- It not only funds that "extra" $40/pupil for wealthy districts that the House budget has, it expands funding to those districts. That "otherwise not receiving full funding under the state local aid distribution formula" bit from the Telegram and Gazette is the "you gotta get 15% from the state" regressive addendum to the foundation formula; the theory is based on it being "unfair" to fund according to need. Not necessary and not, in fact, fair.
- It does not (so far as I can find) fully fund the charter reimbursement. The House had it at 74%; no note here. That will cost Worcester $916,500 next year of money the state is legally obligated to fund.
- There is no funding for State Auditor Suzanne Bump's finding that the state is obligated to fund transportation of homeless students (which cost Worcester $450,000 last year), as the Senate has cut from their version of the budget the $11.3 million that the House passed.

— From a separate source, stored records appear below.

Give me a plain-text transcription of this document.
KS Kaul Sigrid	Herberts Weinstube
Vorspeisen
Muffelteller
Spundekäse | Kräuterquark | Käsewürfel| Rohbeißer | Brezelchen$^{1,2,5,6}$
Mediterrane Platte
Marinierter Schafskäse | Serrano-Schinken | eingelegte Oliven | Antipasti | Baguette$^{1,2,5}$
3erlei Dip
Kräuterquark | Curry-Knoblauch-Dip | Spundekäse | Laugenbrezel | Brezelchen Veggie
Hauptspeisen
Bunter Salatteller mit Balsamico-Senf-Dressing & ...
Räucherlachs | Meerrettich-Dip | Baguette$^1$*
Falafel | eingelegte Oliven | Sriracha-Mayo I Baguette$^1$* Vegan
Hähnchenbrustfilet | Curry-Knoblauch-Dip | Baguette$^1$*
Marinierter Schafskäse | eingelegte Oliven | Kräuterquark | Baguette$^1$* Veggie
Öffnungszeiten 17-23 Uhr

I'm writing to my senator. Are you?
2 comments:
what does fully fund the charter reimbursement mean
T, a sending district gets the funds associated with a student after that child goes to a charter school a at decreasing rate (100% the first year, 25% for two years after). As a single child leaving a school anywhere in the system doesn't actually save us much (if any) money, it is supposed to ease the transition.
However, that commitment is not being kept to sending districts. This is the second year in a row that the Legislature is underfunding the charter reimbursement.